The real world movies are hard to get free of. Humans are visual creatures. Things we see inevitably supersede things we imagine, however vividly. As I read (I’m on The Fellowship of the Ring now), I consciously attempt to recall to myself the actual book descriptions, but the actors and sets of the films keep washing over them. (For instance, Frodo is described in the books as “fair,” meaning blond. Doesn’t look much like Elijah Wood at all). For that reason I appreciate the undramatized sections of the novels even more. They are unadulterated, so to speak.

Not that I’m complaining. The movies have many excellencies which I enjoyed. But when I’m reading I want to engage with Professor Tolkien himself. Since the movies came out, they are my main deceivers. But I had deceivers before then – mainly my own misunderstandings.

For instance, on my first reading I got the elves completely wrong. I was in high school at the time, and I still thought of elves as “little” people. I don’t know how I missed the description at the banquet in Rivendell, where both Glorfindel and Elrond are described as being taller than Gandalf. But I did. I imagined elves as basically like dwarves (even to having beards), but better looking. When at last I was disabused of that fallacy (I think my college roommate might have done it), I abandoned it with pleasure.
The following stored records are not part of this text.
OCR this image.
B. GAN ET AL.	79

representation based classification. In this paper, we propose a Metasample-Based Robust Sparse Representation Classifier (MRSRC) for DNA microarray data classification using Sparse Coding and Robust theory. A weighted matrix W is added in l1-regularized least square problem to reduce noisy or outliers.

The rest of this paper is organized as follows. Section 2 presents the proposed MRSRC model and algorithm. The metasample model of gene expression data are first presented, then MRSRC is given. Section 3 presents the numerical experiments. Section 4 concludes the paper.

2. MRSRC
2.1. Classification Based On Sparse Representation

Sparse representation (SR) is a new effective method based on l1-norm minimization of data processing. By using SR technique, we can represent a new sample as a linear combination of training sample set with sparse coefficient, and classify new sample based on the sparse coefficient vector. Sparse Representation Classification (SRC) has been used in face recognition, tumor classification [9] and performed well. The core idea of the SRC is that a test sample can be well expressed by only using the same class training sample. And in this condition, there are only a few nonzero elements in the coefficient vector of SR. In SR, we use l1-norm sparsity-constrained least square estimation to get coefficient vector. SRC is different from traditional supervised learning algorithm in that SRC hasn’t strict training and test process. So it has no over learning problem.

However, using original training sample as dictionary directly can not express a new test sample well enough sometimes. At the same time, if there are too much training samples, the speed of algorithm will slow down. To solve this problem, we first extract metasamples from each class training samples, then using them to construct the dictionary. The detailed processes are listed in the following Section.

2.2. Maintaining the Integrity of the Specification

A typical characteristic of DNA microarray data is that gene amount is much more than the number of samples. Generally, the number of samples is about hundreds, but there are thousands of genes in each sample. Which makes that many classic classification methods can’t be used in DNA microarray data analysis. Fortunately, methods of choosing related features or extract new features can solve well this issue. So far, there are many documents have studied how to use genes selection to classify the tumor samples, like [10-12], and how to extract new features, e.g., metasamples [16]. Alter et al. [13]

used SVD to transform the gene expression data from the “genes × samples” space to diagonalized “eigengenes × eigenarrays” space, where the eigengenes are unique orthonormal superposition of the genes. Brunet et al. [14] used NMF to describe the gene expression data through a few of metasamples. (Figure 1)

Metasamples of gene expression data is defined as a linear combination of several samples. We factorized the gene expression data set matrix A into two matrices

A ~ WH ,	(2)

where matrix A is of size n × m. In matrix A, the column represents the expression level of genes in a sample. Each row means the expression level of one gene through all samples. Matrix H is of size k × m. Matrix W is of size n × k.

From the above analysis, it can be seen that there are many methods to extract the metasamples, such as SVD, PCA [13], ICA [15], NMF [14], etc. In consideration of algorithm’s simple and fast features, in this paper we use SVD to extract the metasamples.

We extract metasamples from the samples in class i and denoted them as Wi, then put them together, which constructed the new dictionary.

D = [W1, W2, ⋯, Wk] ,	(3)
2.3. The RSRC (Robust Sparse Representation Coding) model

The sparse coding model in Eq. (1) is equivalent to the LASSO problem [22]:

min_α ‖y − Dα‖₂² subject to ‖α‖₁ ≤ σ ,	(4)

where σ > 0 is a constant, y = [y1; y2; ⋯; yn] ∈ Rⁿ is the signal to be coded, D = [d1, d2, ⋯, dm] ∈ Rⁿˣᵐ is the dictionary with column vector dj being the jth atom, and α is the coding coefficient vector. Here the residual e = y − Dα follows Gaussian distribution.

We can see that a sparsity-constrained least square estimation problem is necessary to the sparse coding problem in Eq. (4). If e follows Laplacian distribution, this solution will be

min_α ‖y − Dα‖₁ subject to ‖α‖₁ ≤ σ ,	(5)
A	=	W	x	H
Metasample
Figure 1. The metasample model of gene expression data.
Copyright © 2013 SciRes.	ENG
That was around the time I met a girl who was very like Goldberry. I see her still, in my imagination, every time I read the books. I’m glad no movie actress has superseded that image.

4 thoughts on “Blogging through LOTR: The pictures in our heads”

  1. Your comments identify a real issue, the displacement of one’s own imaginings, associations, and memories when reading the book, by imagery and auditory memories from the movies. I suppose there are many readers who had read the books numerous times before the movies came out, who now, rereading them, “hear” the actors’ voices, intonations, etc. when reading dialogue.

    It might help us a little if we reread LotR in the books we read before the movies appeared.

    As for people who never read Tolkien until seeing the movies — I suppose their experience is really compromised.

  2. I wrote, “It might help us a little if we reread LotR in the books we read before the movies appeared.”

    I meant the very copies that we read, e.g. for me the old Ballantine paperbacks with Barbara Remington’s cover design.

    Another thing that might help is, when rereading LotR, to keep at hand a book with his own artwork. Scull and Hammond prepared The Art of The Lord of the Rings by J. R. R. Tolkien. They also issued, earlier, a book of Tolkien’s art for The Hobbit, but if you have one of the hardcover Hobbit editions with Tolkien’s art, you might not need their book. I do like it, enjoying various sketches and drafts of maps that don’t appear in the standard illustrated Hobbit hardcovers. Doug Anderson’s The Annotated Hobbit gives you art by Tolkien, too.

    Tolkien’s art tends to be relatively un-detailed, and decorative — which I see as a plus, in that it leaves more room for one’s own imagination than the more detailed, representational work of Alan Lee and artists who are (even) less satisfactory. A relatively good thing about Lee is that he tends not to provide detailed renderings of characters’ faces.

    And, finally, when the movies’ imagery comes to mind, one can recognize it for what it is. It might be suitable for “illustration” of the book or it might not. Our imaginations have been “colonized,” but we can push back a bit.